Imprensa é oposição. O resto é armazém de secos e molhados."

(Millôr Fernandes)

domingo, 5 de julho de 2026

Gigante continua adormecido ignorando sua força e grandeza

Domingo, 5 de julho de 2026

Do PÁTRIA LATINA
PAPO DO DIA — Domingo, 5 de julho de 2026

Gigante continua adormecido ignorando sua força e grandeza

Foto: Reprodução da internet

Pedro Augusto Pinho*

A “Canção do Subdesenvolvido”, composta em 1961 por Carlos Lyra e Chico de Assis para o Centro Popular de Cultura (CPC), da União Nacional de Estudantes (UNE), assim começa:

“O Brasil é uma terra de amores

Atapetada de flores

Onde a brisa fala amores

Em lindas tardes de abril

Correi pras bandas do sul

Debaixo de um céu de anil

Encontrareis um gigante deitado

Santa Cruz. hoje o Brasil.

Mas um dia o gigante despertou

Deixou de ser gigante adormecido

E dele um anão se levantou

Era um país subdesenvolvido”

Passados 65 anos, o povo brasileiro ainda não tomou consciência de ser um anão, ou seja, ignorante de sua força, de suas riquezas, da prioridade de promover a vida digna para todos os que aqui nascem.

A competente e arguta jornalista da GloboNews, Flávia Oliveira, ao analisar o salvamento de um homem, após oito dias soterrado nos escombros de um prédio demolido pelos terremotos que abalaram o território venezuelano, chamou a atenção para a falta de uma sociedade civil organizada, aqui e lá, para administrar os recursos voluntários num evento trágico, como o terremoto na Venezuela.

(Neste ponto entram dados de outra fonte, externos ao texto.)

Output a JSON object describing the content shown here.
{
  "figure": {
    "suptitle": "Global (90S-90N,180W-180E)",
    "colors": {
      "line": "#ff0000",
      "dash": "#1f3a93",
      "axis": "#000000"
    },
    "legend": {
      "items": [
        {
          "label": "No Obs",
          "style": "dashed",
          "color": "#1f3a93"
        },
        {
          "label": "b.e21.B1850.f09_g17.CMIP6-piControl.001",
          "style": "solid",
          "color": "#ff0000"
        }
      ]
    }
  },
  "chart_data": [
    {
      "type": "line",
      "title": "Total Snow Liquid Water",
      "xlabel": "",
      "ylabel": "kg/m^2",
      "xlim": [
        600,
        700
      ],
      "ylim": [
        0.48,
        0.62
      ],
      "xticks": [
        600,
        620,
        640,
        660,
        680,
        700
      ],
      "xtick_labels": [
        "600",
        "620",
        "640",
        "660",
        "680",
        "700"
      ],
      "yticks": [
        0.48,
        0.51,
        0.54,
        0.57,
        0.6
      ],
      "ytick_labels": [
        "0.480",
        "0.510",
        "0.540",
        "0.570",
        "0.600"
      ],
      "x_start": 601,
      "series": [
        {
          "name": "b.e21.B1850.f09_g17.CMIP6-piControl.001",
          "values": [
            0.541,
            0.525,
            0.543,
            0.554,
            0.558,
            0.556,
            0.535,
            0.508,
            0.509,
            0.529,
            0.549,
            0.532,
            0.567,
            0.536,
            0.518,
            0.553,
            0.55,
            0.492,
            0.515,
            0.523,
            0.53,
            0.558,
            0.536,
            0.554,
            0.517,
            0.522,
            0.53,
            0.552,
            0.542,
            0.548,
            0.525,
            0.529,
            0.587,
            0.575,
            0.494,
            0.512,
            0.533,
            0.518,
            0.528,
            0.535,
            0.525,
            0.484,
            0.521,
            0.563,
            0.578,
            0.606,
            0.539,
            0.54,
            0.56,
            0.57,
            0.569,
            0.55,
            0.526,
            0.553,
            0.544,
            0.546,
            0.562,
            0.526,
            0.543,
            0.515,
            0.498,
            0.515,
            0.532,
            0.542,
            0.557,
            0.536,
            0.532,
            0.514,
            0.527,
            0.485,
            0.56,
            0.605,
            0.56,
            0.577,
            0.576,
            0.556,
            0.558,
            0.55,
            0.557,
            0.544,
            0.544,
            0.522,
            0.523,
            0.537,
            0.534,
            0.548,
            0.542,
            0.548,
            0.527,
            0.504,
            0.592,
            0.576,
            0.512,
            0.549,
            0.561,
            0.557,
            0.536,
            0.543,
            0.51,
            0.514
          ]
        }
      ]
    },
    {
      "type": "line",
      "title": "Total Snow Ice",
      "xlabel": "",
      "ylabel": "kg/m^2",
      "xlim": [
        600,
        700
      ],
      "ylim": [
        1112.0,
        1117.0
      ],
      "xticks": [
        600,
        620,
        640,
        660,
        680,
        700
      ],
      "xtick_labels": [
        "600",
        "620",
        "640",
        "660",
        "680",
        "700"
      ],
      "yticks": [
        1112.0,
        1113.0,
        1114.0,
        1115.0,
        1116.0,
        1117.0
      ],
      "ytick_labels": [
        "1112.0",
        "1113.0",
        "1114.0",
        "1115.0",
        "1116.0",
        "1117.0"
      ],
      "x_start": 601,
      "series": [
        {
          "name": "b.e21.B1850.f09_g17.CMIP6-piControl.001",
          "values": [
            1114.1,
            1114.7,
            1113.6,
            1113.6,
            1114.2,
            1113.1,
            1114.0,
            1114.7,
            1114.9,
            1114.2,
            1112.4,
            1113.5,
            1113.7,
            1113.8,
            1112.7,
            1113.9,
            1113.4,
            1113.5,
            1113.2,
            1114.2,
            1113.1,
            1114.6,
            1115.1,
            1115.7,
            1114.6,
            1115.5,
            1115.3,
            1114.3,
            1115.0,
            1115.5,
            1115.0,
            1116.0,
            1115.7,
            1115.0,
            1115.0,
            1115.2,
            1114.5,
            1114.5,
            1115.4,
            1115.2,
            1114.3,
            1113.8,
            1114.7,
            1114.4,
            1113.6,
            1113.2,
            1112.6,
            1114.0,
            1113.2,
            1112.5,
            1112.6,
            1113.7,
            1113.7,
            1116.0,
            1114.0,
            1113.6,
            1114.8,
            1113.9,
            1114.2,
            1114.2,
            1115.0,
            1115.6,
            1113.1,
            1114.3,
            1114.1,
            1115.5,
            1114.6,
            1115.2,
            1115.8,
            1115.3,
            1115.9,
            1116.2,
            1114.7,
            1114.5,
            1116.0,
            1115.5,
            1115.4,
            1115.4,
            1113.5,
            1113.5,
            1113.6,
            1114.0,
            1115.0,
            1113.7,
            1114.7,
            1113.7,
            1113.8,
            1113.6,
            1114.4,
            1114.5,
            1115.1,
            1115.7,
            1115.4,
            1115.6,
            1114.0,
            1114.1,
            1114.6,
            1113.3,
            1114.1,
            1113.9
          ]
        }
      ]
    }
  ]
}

Aqui, no Brasil, as ocorrências nas cidades de Mariana (Minas Gerais), em 5/11/2015, com rompimento da Barragem de Fundão, controlada pela empresa privada Samarco, e em Sobradinho (Distrito Federal), em outubro de 2015 e abril de 2019, os deslizamentos de terra no Morro do Sansão e desmoronamentos em áreas da Vila Basevi e Fercal.

E Flávia Oliveira atribuiu aos governos autoritários, repressivos, esta ausência. Como aqui nos 21 anos de governos militares.

A invasão neoliberal no Brasil, que coincidiu com o fim dos governos militares, causou enorme confusão, propositadamente provocada por políticos, pelos veículos de comunicação de massa e pelo interesse das finanças apátridas. Naqueles anos 1980, os aparelhos celulares ainda tinham funcionamento restrito, eram poucos e não havia as comunicações virtuais, nem redes de convivialidade. E a palavra de ordem era “redemocratização”, como se o objetivo final do Brasil fosse tão somente construir uma democracia. Mas o que seria esta democracia?

Neste século XXI, o país que mais tem se destacado é a República Popular da China (China) que cresceu economicamente 515%, enquanto os Estados Unidos da América (EUA) cresceu 70% e o Brasil, 65%. Mas não foi o crescimento econômico o motor deste sucesso, nas palavras do dirigente Xi Jinping: “o povo chinês, dependendo da sua própria laboriosidade, coragem e sabedoria, criou um belo lar onde todas as etnias convivem harmoniosamente e cultivou uma excelente cultura com uma longa história, que se mostra, a cada dia, mais dinâmica. Nosso povo ama a vida e deseja ter melhor educação, trabalhos mais estáveis, melhores serviços médicos e de saúde, rendas mais satisfatórias, melhor seguridade social, condições habitacionais mais cômodas e um ambiente mais bonito. Nosso povo espera ainda que seus filhos possam crescer, trabalhar e viver melhor. A aspiração do povo por uma vida feliz é o objetivo de nossa luta” (Discurso em 15 de novembro de 2012).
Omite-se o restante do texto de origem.